Blödsinn muss nicht strafbar sein
Die AfD-Chefin Alice Weidel ist von Stadtrat Luigi Pantisano wegen Volksverhetzung angezeigt worden. Warum er scheitern wird.
Von Christian Gottschalk
Stuttgart - Der Stuttgarter Stadtrat Luigi Pantisano ist von der AfD in etwa so weit entfernt wie der Nord- vom Südpol. Neben dem politischen Kampf hat der Linke-Politiker inzwischen auch das Mittel der Strafanzeige für sich entdeckt. Im vergangenen Jahr hatte Pantisano den AfD-Kommunalpolitiker Thomas Rosspacher wegen Volksverhetzung angezeigt. Der hatte auf Wahlplakaten mit dem Slogan „Schnelle Remigration schafft Wohnraum“ geworben. Das brachte Pantisano Schlagzeilen ein, mehr aber auch nicht.

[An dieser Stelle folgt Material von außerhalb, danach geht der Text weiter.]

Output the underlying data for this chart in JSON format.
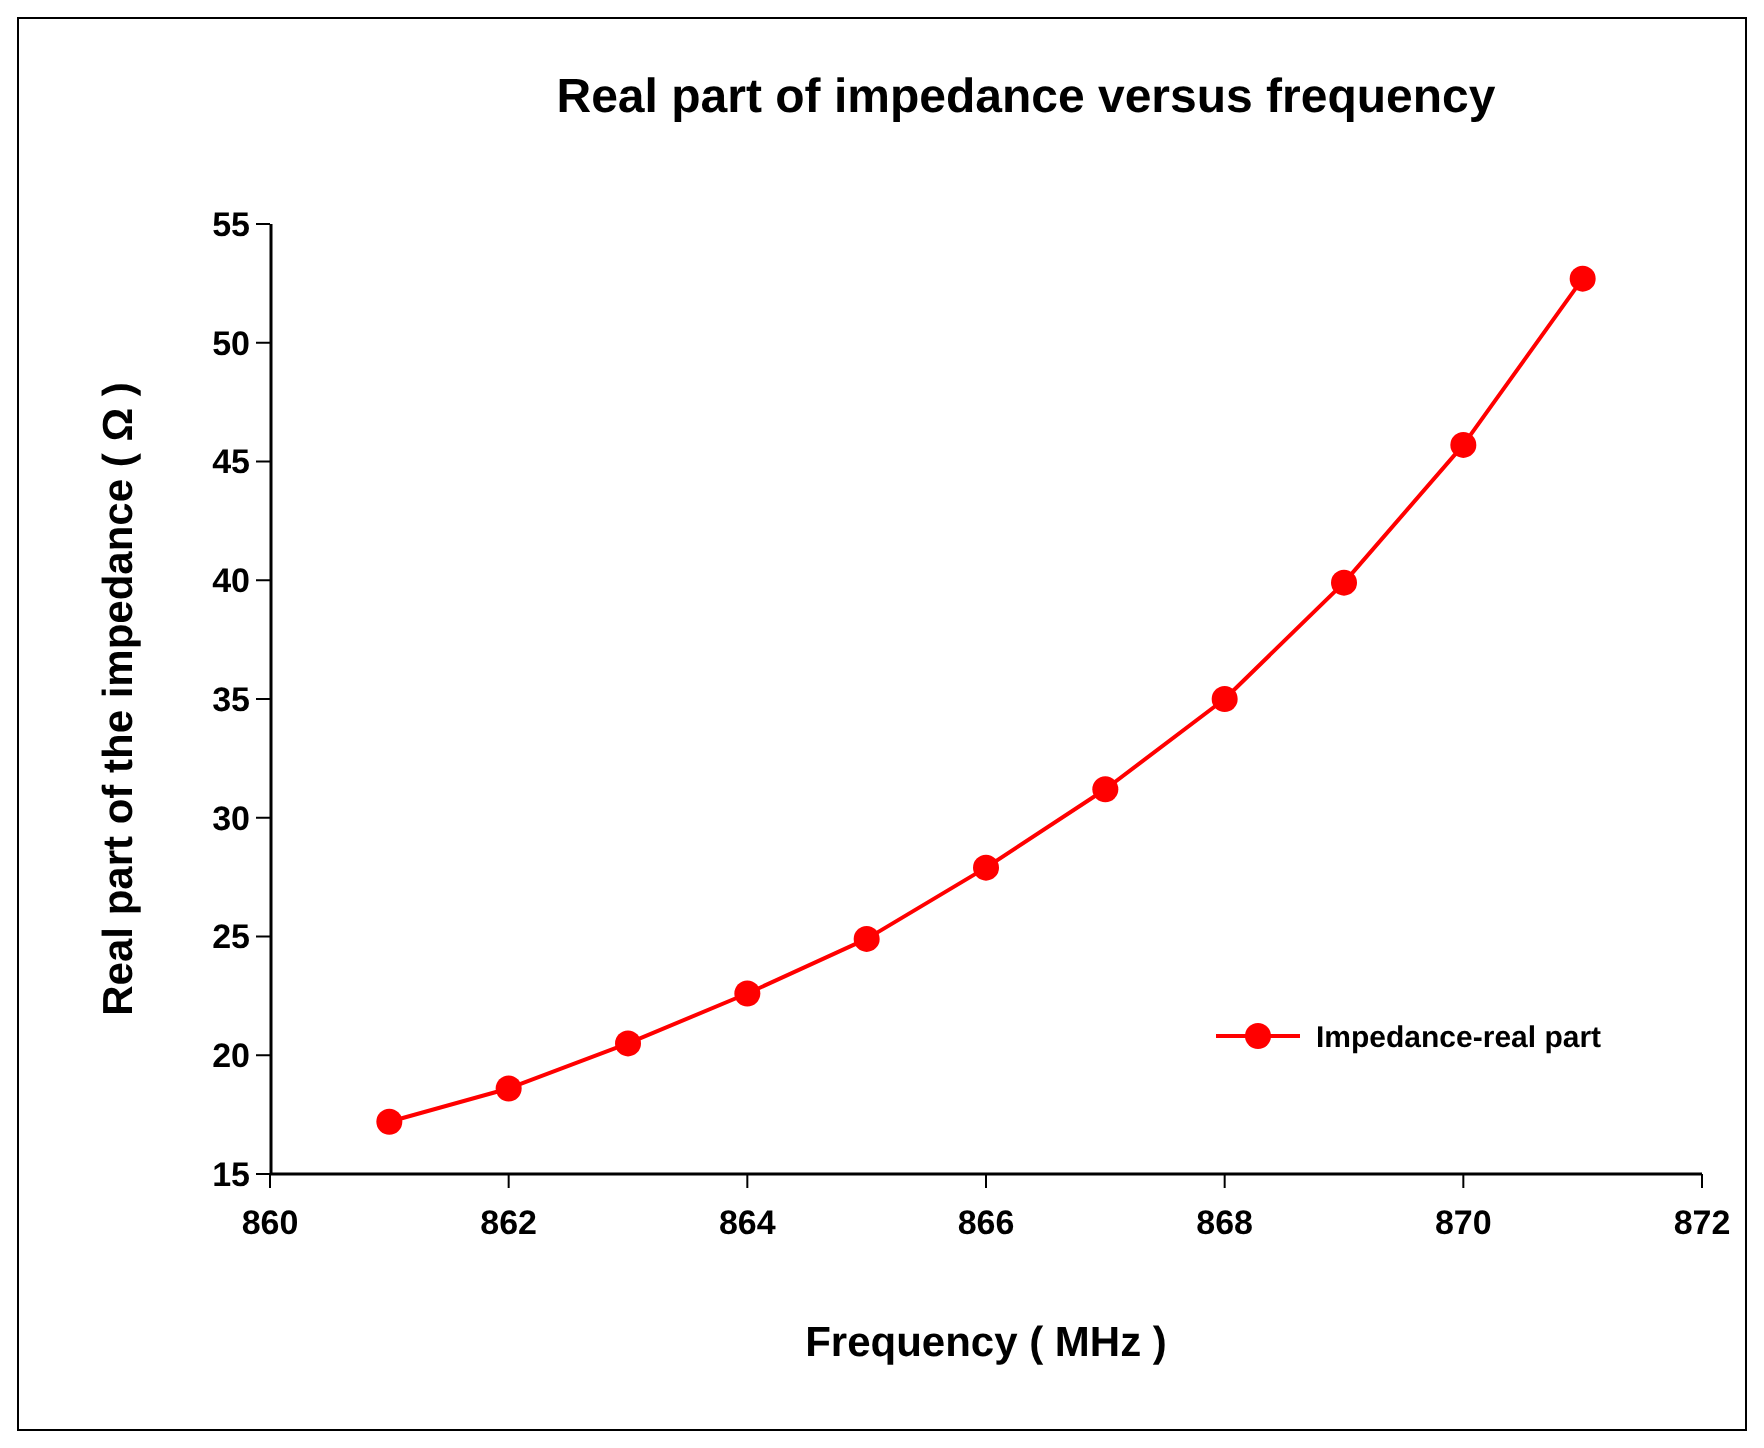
{
  "chart_data": {
    "type": "line",
    "title": "Real part of impedance versus frequency",
    "xlabel": "Frequency ( MHz )",
    "ylabel": "Real part of the impedance ( Ω )",
    "x": [
      861,
      862,
      863,
      864,
      865,
      866,
      867,
      868,
      869,
      870,
      871
    ],
    "series": [
      {
        "name": "Impedance-real part",
        "color": "#ff0000",
        "values": [
          17.2,
          18.6,
          20.5,
          22.6,
          24.9,
          27.9,
          31.2,
          35.0,
          39.9,
          45.7,
          52.7
        ]
      }
    ],
    "xlim": [
      860,
      872
    ],
    "xticks": [
      860,
      862,
      864,
      866,
      868,
      870,
      872
    ],
    "ylim": [
      15,
      55
    ],
    "yticks": [
      15,
      20,
      25,
      30,
      35,
      40,
      45,
      50,
      55
    ],
    "marker": "circle",
    "line_style": "solid",
    "legend": "right",
    "grid": false
  }
}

Die Staatsanwaltschaft hat das Verfahren eingestellt. Nun hat Pantisano in den sozialen Medien wieder Trubel gemacht. Er hat AfD-Chefin Alice Weidel angezeigt, weil diese in einem Gespräch mit Elon Musk behauptet hatte, dass Hitler ein Kommunist gewesen sei. Wieder sieht Pantisano Volksverhetzung als gegeben an. Die Wahrscheinlichkeit, dass er mit dieser Ansicht alleine bleibt, ist hoch.
Remigration mag das Unwort des Jahres 2023 gewesen sein, strafbar ist seine Verwendung nicht unbedingt. Hitler als Kommunisten zu bezeichnen ist geschichtsvergessener Blödsinn, aber auch hier ist eine Strafbarkeit eher unwahrscheinlich. Die Volksverhetzung, in Paragraf 130 des Strafgesetzbuches geregelt, hat eine ganze Reihe von Tatbestandsmerkmalen, die erfüllt werden können. Oft muss das Gesagte mit den Grundsätzen der freien Meinungsäußerung abgewogen werden.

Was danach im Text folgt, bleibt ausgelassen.